Zan Jiaxin, Dong Xiaojing, Yang Hong, Yan Jingjing, He Zixuan, Tian Jing, Zhang Yanbo
Department of Health Statistics, School of Public Health, Shanxi Medical University, Taiyuan, People's Republic of China.
Shanxi Provincial Key Laboratory of Major Diseases Risk Assessment, Taiyuan, People's Republic of China.
Risk Manag Healthc Policy. 2024 Aug 6;17:1921-1936. doi: 10.2147/RMHP.S472398. eCollection 2024.
This study sought to develop an unbalanced-ensemble model that could accurately predict death outcomes of patients with comorbid coronary heart disease (CHD) and hypertension and evaluate the factors contributing to death.

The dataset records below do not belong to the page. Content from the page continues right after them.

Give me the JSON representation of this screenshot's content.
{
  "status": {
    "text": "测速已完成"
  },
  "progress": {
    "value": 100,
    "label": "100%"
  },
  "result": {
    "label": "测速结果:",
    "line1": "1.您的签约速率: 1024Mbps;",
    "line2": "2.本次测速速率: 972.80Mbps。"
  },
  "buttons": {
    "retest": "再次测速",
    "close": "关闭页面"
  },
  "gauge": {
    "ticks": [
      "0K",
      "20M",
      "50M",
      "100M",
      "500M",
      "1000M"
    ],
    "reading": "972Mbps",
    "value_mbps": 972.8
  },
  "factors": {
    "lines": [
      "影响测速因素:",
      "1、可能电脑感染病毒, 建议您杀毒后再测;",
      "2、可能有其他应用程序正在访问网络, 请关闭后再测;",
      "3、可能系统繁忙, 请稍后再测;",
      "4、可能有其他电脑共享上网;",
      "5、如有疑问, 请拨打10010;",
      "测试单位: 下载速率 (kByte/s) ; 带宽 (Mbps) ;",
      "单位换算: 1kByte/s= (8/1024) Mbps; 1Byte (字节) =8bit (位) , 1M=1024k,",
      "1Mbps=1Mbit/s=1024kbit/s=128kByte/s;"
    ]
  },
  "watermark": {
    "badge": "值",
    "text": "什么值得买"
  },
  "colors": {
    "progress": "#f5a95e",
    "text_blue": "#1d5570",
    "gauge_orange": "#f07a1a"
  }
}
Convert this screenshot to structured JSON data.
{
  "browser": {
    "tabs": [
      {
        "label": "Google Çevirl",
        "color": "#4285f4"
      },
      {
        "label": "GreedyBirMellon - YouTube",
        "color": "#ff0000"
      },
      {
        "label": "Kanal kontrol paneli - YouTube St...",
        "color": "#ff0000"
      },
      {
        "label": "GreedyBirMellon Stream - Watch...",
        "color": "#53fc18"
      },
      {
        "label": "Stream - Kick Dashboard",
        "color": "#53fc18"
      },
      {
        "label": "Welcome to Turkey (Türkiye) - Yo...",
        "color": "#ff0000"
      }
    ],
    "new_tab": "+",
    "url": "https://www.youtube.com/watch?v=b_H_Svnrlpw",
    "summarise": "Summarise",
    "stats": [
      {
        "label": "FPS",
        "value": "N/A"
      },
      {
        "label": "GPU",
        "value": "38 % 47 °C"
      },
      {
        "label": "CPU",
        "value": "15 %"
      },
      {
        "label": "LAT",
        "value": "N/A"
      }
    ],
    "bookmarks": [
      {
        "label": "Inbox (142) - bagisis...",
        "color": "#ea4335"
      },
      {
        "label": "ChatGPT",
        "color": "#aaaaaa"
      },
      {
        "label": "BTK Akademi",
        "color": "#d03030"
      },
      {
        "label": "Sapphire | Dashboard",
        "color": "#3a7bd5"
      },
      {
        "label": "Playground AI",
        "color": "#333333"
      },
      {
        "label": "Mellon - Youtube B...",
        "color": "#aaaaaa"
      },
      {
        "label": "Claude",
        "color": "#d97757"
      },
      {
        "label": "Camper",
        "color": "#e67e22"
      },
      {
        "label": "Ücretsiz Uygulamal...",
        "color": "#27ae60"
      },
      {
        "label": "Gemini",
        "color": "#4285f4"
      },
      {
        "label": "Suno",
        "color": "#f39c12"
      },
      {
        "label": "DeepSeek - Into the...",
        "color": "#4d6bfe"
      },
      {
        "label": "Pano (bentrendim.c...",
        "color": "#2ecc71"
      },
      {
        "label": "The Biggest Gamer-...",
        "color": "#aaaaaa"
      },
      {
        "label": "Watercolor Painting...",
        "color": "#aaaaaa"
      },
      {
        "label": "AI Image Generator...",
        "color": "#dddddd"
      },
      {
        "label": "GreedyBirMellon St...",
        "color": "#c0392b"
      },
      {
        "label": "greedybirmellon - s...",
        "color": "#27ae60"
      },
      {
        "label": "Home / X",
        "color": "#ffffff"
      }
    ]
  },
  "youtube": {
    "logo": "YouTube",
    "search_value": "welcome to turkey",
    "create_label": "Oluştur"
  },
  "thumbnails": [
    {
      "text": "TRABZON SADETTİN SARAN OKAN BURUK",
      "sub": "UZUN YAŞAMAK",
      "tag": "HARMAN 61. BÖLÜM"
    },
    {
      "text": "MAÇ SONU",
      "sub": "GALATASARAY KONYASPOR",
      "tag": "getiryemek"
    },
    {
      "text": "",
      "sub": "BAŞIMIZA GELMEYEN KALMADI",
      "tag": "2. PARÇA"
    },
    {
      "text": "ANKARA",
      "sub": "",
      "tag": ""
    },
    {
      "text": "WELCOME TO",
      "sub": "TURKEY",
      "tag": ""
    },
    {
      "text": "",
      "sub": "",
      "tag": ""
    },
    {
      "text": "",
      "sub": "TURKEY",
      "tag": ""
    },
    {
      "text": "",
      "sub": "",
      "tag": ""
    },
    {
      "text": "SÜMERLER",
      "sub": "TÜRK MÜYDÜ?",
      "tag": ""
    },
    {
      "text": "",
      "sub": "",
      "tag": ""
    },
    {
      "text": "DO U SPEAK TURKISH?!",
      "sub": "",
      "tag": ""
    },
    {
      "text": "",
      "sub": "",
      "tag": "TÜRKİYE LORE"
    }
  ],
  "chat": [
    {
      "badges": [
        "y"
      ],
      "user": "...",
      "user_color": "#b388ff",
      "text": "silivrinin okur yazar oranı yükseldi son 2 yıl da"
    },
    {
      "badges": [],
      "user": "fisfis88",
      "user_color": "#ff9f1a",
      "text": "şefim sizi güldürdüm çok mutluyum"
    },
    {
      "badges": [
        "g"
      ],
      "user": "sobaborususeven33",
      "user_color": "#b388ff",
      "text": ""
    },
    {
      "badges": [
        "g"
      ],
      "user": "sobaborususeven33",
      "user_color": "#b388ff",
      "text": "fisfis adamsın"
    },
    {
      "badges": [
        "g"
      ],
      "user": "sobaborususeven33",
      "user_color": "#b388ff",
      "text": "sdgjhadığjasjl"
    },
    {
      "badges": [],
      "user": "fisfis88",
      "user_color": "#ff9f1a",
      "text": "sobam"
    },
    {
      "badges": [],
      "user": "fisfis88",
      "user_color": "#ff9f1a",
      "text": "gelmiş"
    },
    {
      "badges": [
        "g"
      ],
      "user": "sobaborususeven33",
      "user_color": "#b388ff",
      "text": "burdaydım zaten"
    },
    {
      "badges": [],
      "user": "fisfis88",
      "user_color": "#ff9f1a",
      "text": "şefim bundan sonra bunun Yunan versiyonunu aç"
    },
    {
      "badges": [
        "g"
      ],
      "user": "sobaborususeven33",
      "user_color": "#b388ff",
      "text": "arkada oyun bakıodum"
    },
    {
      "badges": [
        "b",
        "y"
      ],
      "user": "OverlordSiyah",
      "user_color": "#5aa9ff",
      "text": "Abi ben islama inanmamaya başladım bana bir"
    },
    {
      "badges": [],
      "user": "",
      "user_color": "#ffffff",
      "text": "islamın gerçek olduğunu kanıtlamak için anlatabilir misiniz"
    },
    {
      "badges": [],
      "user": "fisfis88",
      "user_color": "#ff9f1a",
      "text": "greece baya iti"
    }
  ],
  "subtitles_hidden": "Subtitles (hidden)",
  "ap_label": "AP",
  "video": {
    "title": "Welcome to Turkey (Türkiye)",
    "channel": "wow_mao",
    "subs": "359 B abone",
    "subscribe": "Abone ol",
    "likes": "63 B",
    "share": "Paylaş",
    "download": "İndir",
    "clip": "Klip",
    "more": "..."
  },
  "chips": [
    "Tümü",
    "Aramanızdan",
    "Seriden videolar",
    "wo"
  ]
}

Medical records of 1058 patients with coronary heart disease combined with hypertension and excluding those acute coronary syndrome were collected. Patients were followed-up at the first, third, sixth, and twelfth months after discharge to record death events. Follow-up ended two years after discharge. Patients were divided into survival and nonsurvival groups. According to medical records, gender, smoking, drinking, COPD, cerebral stroke, diabetes, hyperhomocysteinemia, heart failure and renal insufficiency of the two groups were sorted and compared and other influencing factors of the two groups, feature selection was carried out to construct models. Owing to data unbalance, we developed four unbalanced-ensemble prediction models based on Balanced Random Forest (BRF), EasyEnsemble, RUSBoost, SMOTEBoost and the two base classification algorithms based on AdaBoost and Logistic. Each model was optimised using hyperparameters based on GridSearchCV and evaluated using area under the curve (AUC), sensitivity, recall, Brier score, and geometric mean (G-mean). Additionally, to understand the influence of variables on model performance, we constructed a SHapley Additive explanation (SHAP) model based on the optimal model.
There were significant differences in age, heart rate, COPD, cerebral stroke, heart failure and renal insufficiency in the nonsurvival group compared with the survival group. Among all models, BRF yielded the highest AUC (0.810; 95% CI, 0.778-0.839), sensitivity (0.990; 95% CI, 0.981-1.000), recall (0.990; 95% CI, 0.981-1.000), and G-mean (0.806; 95% CI, 0.778-0.827), and the lowest Brier score (0.181; 95% CI, 0.178-0.185). Therefore, we identified BRF as the optimal model. Furthermore, red blood cell count (RBC), body mass index (BMI), and lactate dehydrogenase were found to be important mortality-associated risk factors.
BRF combined with advanced machine learning methods and SHAP is highly effective and accurately predicts mortality in patients with CHD comorbid with hypertension. This model has the potential to assist clinicians in modifying treatment strategies to improve patient outcomes.
本研究旨在开发一种不平衡集成模型,该模型能够准确预测合并冠心病(CHD)和高血压患者的死亡结局,并评估导致死亡的因素。
收集1058例冠心病合并高血压且排除急性冠脉综合征患者的病历。患者在出院后的第1、3、6和12个月进行随访,记录死亡事件。随访在出院后两年结束。将患者分为生存组和非生存组。根据病历,对两组患者的性别、吸烟、饮酒、慢性阻塞性肺疾病(COPD)、脑卒中、糖尿病、高同型半胱氨酸血症、心力衰竭和肾功能不全进行整理和比较,并对两组的其他影响因素进行特征选择以构建模型。由于数据不平衡,我们基于平衡随机森林(BRF)、易集成、RUSBoost、SMOTEBoost开发了四个不平衡集成预测模型,以及基于AdaBoost和逻辑回归的两个基本分类算法。每个模型使用基于网格搜索交叉验证(GridSearchCV)的超参数进行优化,并使用曲线下面积(AUC)、敏感性、召回率、布里尔评分和几何均值(G-均值)进行评估。此外,为了解变量对模型性能的影响,我们基于最优模型构建了夏普利加法解释(SHAP)模型。
与生存组相比,非生存组在年龄、心率、COPD、脑卒中、心力衰竭和肾功能不全方面存在显著差异。在所有模型中,BRF的AUC最高(0.810;95%置信区间,0.778 - 0.839)、敏感性最高(0.990;95%置信区间,0.981 - 1.000)、召回率最高(0.990;95%置信区间,0.981 - 1.000)、G-均值最高(0.806;95%置信区间,0.778 - 0.827),而布里尔评分最低(0.181;95%置信区间,0.178 - 0.185)。因此,我们将BRF确定为最优模型。此外,发现红细胞计数(RBC)、体重指数(BMI)和乳酸脱氢酶是重要的与死亡相关的危险因素。
BRF结合先进的机器学习方法和SHAP非常有效,能够准确预测合并CHD和高血压患者的死亡率。该模型有可能协助临床医生调整治疗策略以改善患者预后。